Many novel oncology therapeutics may induce cardiotoxicity by inhibiting survival pathways which are shared by both tumors and cardiac cells. As complex mechanisms underlie drug-induced toxicity, some compound effects will only become evident after longer incubation times. Multiplexing impedance and MEA with cTnI release assay allows for a simultaneous assessment of short-term and long-term as well as structural and functional drug-induced cardiotoxicity from a single well.

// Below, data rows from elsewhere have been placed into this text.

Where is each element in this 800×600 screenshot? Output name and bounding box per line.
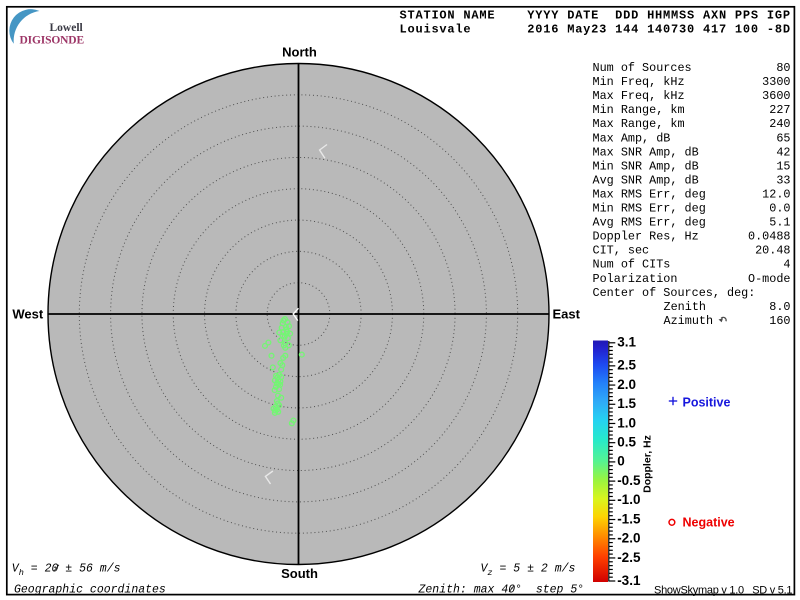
svg-text:Max Freq, kHz: Max Freq, kHz [593, 89, 685, 103]
svg-text:Min Range, km: Min Range, km [593, 103, 685, 117]
svg-text:240: 240 [769, 117, 790, 131]
svg-text:65: 65 [776, 131, 790, 145]
svg-text:ShowSkymap v 1.0 SD v 5.1: ShowSkymap v 1.0 SD v 5.1 [654, 584, 793, 596]
svg-text:Avg SNR Amp, dB: Avg SNR Amp, dB [593, 173, 699, 187]
svg-text:Positive: Positive [683, 396, 731, 410]
svg-text:East: East [553, 306, 581, 321]
svg-text:33: 33 [776, 173, 790, 187]
svg-text:Louisvale 2016 May23 144: Louisvale 2016 May23 144 140730 417 100 … [400, 23, 791, 37]
svg-text:Polarization: Polarization [593, 272, 678, 286]
svg-text:0.0488: 0.0488 [748, 230, 790, 244]
svg-text:North: North [282, 44, 317, 59]
svg-text:-3.1: -3.1 [617, 573, 641, 588]
svg-text:Geographic coordinates: Geographic coordinates [14, 584, 166, 597]
svg-text:Lowell: Lowell [50, 22, 83, 34]
svg-text:227: 227 [769, 103, 790, 117]
svg-text:8.0: 8.0 [769, 300, 790, 314]
svg-text:2.5: 2.5 [617, 358, 636, 373]
svg-text:20.48: 20.48 [755, 244, 790, 258]
svg-text:15: 15 [776, 159, 790, 173]
svg-text:Min RMS Err, deg: Min RMS Err, deg [593, 202, 706, 216]
svg-text:Max SNR Amp, dB: Max SNR Amp, dB [593, 145, 699, 159]
svg-text:Vh = 20 ± 56 m/s: Vh = 20 ± 56 m/s [12, 562, 121, 577]
svg-text:-1.0: -1.0 [617, 492, 640, 507]
svg-text:Max Amp, dB: Max Amp, dB [593, 131, 671, 145]
svg-text:Doppler Res, Hz: Doppler Res, Hz [593, 230, 699, 244]
svg-text:STATION NAME YYYY DATE DDD: STATION NAME YYYY DATE DDD HHMMSS AXN PP… [400, 8, 791, 22]
svg-text:Min Freq, kHz: Min Freq, kHz [593, 75, 685, 89]
svg-text:0.5: 0.5 [617, 434, 636, 449]
svg-text:5.1: 5.1 [769, 216, 790, 230]
svg-text:12.0: 12.0 [762, 187, 790, 201]
svg-text:Num of Sources: Num of Sources [593, 61, 692, 75]
svg-text:-1.5: -1.5 [617, 511, 641, 526]
svg-text:0.0: 0.0 [769, 202, 790, 216]
svg-text:1.5: 1.5 [617, 396, 636, 411]
svg-text:Zenith: max 40° step 5°: Zenith: max 40° step 5° [418, 584, 585, 597]
svg-text:CIT, sec: CIT, sec [593, 244, 650, 258]
svg-text:-2.0: -2.0 [617, 531, 640, 546]
svg-text:4: 4 [783, 258, 790, 272]
svg-text:Negative: Negative [683, 516, 735, 530]
svg-text:3300: 3300 [762, 75, 790, 89]
svg-text:Num of CITs: Num of CITs [593, 258, 671, 272]
svg-text:Doppler, Hz: Doppler, Hz [642, 435, 654, 493]
svg-text:2.0: 2.0 [617, 377, 636, 392]
svg-text:Min SNR Amp, dB: Min SNR Amp, dB [593, 159, 699, 173]
svg-text:South: South [281, 566, 318, 581]
svg-text:-2.5: -2.5 [617, 550, 641, 565]
svg-text:Vz = 5 ± 2 m/s: Vz = 5 ± 2 m/s [481, 562, 576, 577]
svg-text:1.0: 1.0 [617, 415, 636, 430]
svg-text:160: 160 [769, 314, 790, 328]
svg-text:Azimuth: Azimuth [664, 314, 714, 328]
svg-text:O-mode: O-mode [748, 272, 790, 286]
svg-text:West: West [12, 306, 43, 321]
svg-text:Max Range, km: Max Range, km [593, 117, 685, 131]
svg-text:3600: 3600 [762, 89, 790, 103]
svg-text:Avg RMS Err, deg: Avg RMS Err, deg [593, 216, 706, 230]
svg-text:Center of Sources, deg:: Center of Sources, deg: [593, 286, 756, 300]
svg-text:80: 80 [776, 61, 790, 75]
svg-text:-0.5: -0.5 [617, 473, 641, 488]
svg-text:0: 0 [617, 454, 625, 469]
svg-text:42: 42 [776, 145, 790, 159]
svg-text:3.1: 3.1 [617, 335, 636, 350]
svg-text:Max RMS Err, deg: Max RMS Err, deg [593, 187, 706, 201]
svg-text:Zenith: Zenith [664, 300, 706, 314]
svg-text:DIGISONDE: DIGISONDE [20, 35, 85, 47]
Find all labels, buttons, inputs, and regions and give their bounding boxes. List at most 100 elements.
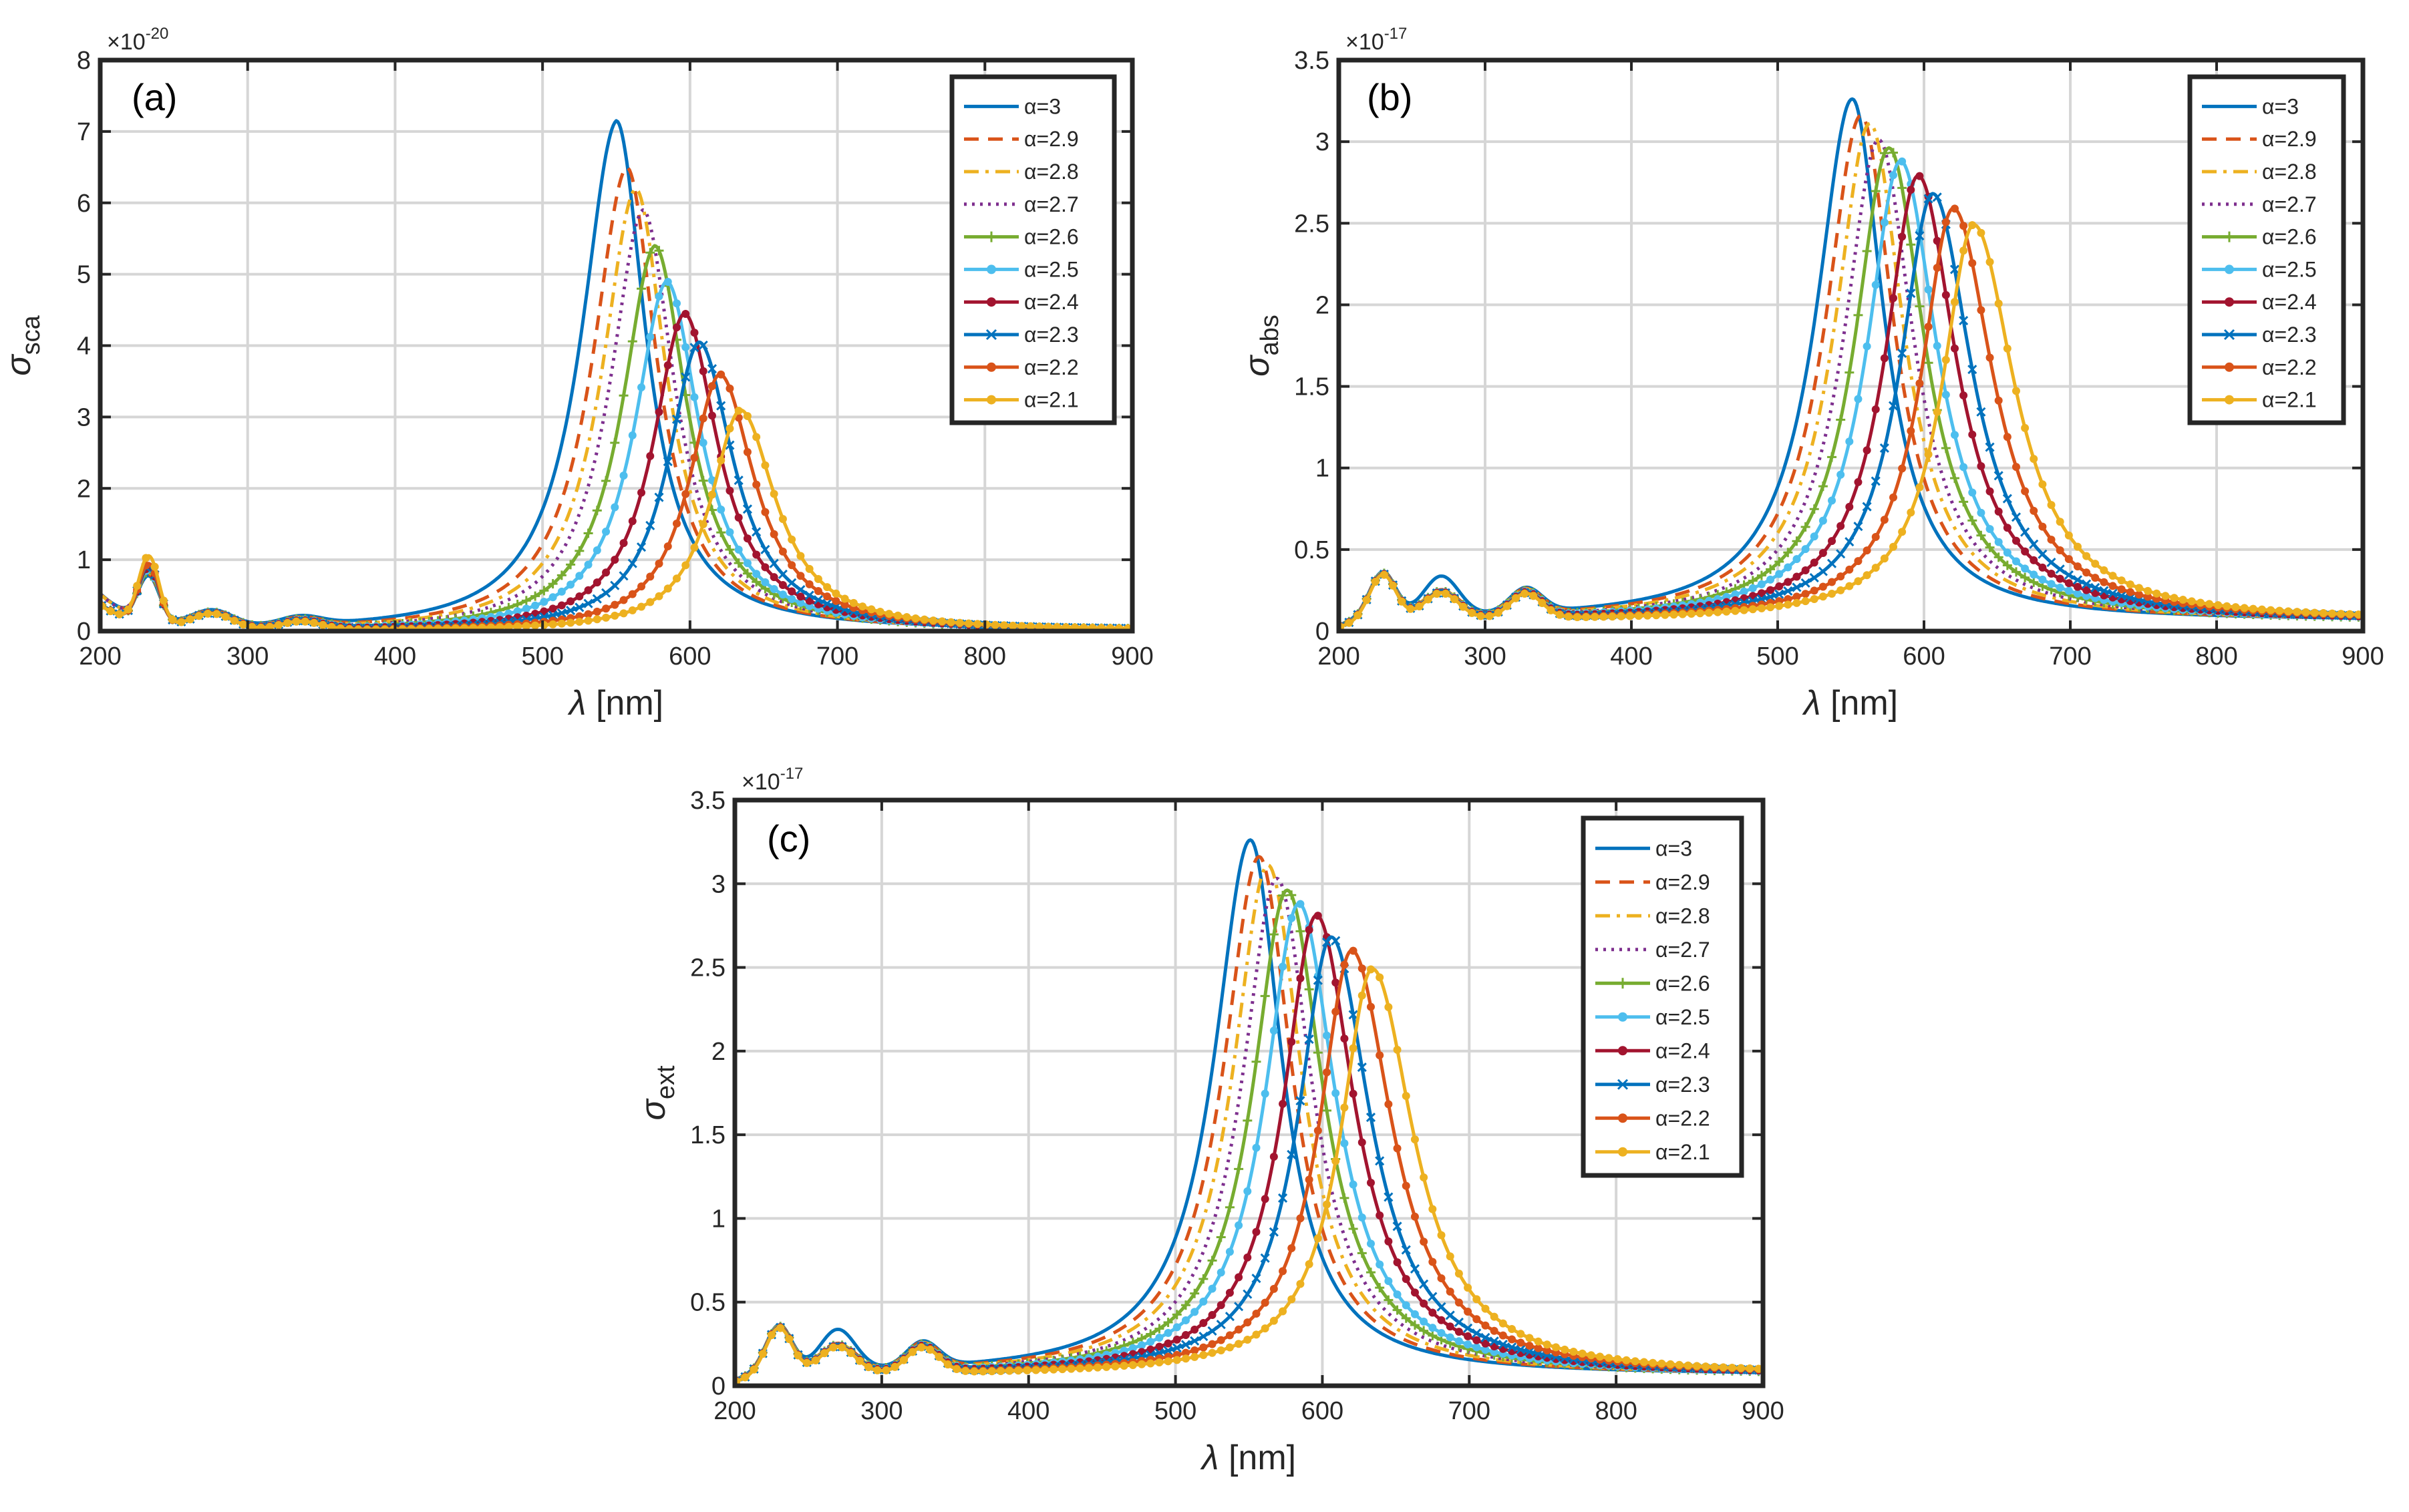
data-point: [1476, 612, 1485, 620]
data-point: [168, 615, 177, 624]
legend-entry: α=2.5: [2262, 257, 2317, 281]
data-point: [1836, 572, 1845, 581]
data-point: [1023, 1366, 1031, 1374]
data-point: [699, 414, 707, 423]
data-point: [1941, 443, 1951, 453]
series-group: [100, 119, 1132, 631]
data-point: [1410, 1264, 1420, 1274]
data-point: [1313, 975, 1323, 985]
data-point: [1428, 1324, 1437, 1332]
data-point: [1392, 1305, 1402, 1315]
x-axis-label: λ [nm]: [1802, 684, 1898, 723]
data-point: [654, 492, 664, 502]
data-point: [2108, 572, 2117, 580]
data-point: [1854, 557, 1863, 566]
data-point: [1994, 299, 2003, 308]
legend-marker: [2225, 362, 2234, 372]
x-tick-label: 700: [2049, 642, 2091, 671]
data-point: [1543, 1346, 1551, 1355]
data-point: [1595, 1352, 1604, 1361]
data-point: [1181, 1348, 1190, 1357]
data-point: [1889, 542, 1898, 551]
y-exponent-label: ×10-17: [742, 765, 803, 795]
data-point: [2002, 494, 2012, 504]
data-point: [1993, 471, 2003, 481]
data-point: [743, 447, 752, 456]
data-point: [1792, 598, 1801, 607]
data-point: [1924, 450, 1933, 459]
data-point: [645, 248, 655, 258]
x-tick-label: 700: [816, 642, 858, 671]
data-point: [1437, 1316, 1446, 1324]
data-point: [1836, 522, 1845, 530]
legend-marker: [1618, 1147, 1627, 1157]
data-point: [1243, 1318, 1252, 1327]
data-point: [770, 530, 778, 538]
data-point: [1269, 930, 1279, 940]
data-point: [1863, 571, 1871, 580]
data-point: [1234, 1164, 1244, 1174]
data-point: [970, 1367, 979, 1376]
data-point: [2021, 487, 2030, 496]
data-point: [734, 513, 743, 522]
data-point: [521, 596, 531, 606]
data-point: [1459, 602, 1468, 611]
data-point: [1863, 446, 1871, 455]
data-point: [275, 620, 283, 629]
data-point: [1985, 442, 1995, 452]
data-point: [583, 528, 593, 538]
data-point: [1923, 194, 1933, 204]
data-point: [1353, 611, 1362, 620]
y-tick-label: 4: [77, 333, 91, 361]
legend-entry: α=2.9: [1655, 870, 1710, 894]
data-point: [645, 520, 655, 530]
data-point: [1490, 1312, 1498, 1321]
data-point: [1269, 1153, 1278, 1161]
data-point: [1172, 1323, 1181, 1332]
x-tick-label: 400: [1610, 642, 1652, 671]
data-point: [734, 546, 743, 554]
data-point: [1225, 1248, 1234, 1256]
legend-entry: α=2.8: [1655, 904, 1710, 928]
data-point: [1437, 1274, 1446, 1283]
data-point: [1323, 1068, 1331, 1077]
data-point: [566, 560, 576, 570]
data-point: [1941, 291, 1950, 299]
data-point: [717, 456, 726, 465]
data-point: [1555, 610, 1564, 619]
data-point: [1190, 1346, 1199, 1354]
data-point: [593, 607, 601, 616]
data-point: [1128, 1344, 1137, 1352]
data-point: [1410, 1288, 1419, 1297]
data-point: [1428, 1330, 1438, 1340]
data-point: [796, 572, 805, 580]
data-point: [690, 393, 699, 401]
data-point: [1547, 606, 1555, 614]
data-point: [1252, 1143, 1261, 1152]
data-point: [2003, 433, 2012, 441]
data-point: [672, 323, 681, 332]
data-point: [805, 596, 814, 605]
data-point: [530, 591, 540, 601]
data-point: [1818, 566, 1828, 576]
data-point: [2003, 344, 2012, 353]
series-markers-alpha-2-1: [735, 965, 1763, 1386]
data-point: [717, 506, 726, 514]
data-point: [1199, 1351, 1208, 1360]
data-point: [725, 545, 735, 555]
data-point: [1985, 487, 1994, 496]
data-point: [1889, 171, 1898, 180]
data-point: [1278, 890, 1288, 900]
x-tick-label: 500: [521, 642, 563, 671]
data-point: [194, 612, 203, 620]
data-point: [2011, 567, 2021, 577]
data-point: [1666, 1360, 1675, 1368]
data-point: [822, 598, 832, 608]
data-point: [1871, 564, 1880, 572]
data-point: [1880, 516, 1889, 524]
data-point: [788, 587, 796, 596]
legend-entry: α=2.3: [2262, 323, 2317, 347]
chart-panel-a: 200 300 400 500 600 700 800 900 0 1 2 3 4 5 6 7 8 ×10-20 λ…: [0, 25, 1154, 723]
data-point: [1128, 1360, 1137, 1369]
data-point: [522, 622, 530, 630]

Unlike lapatinib and nilotinib, ponatinib and doxorubicin caused a concentration- and time-dependent increase in cTnI release (right panels, represented as counts, dashed line indicates baseline cTnI levels), which correlated with reduced Cell Index (CI) values (left panels). The CI can also be affected by changes in the morphology or contractility of the cardiomyocyte monolayer as seen after addition of nitrendipine. Therefore, the CI could not be used as a direct measurement for structural cardiotoxicity.
Whereas addition of nilotinib and lapatinib caused a (functional) contractile/electrophysiological deficit, doxorubicin exhibited a long-term toxic effect in both MEA and impedance measurements. While lapatinib and nilotinib did not cause structural toxicity as measured by cTnI release, ponatinib and doxorubicin induced a dose- and time-dependent increase in cTnI release which correlated with reduced cell index values.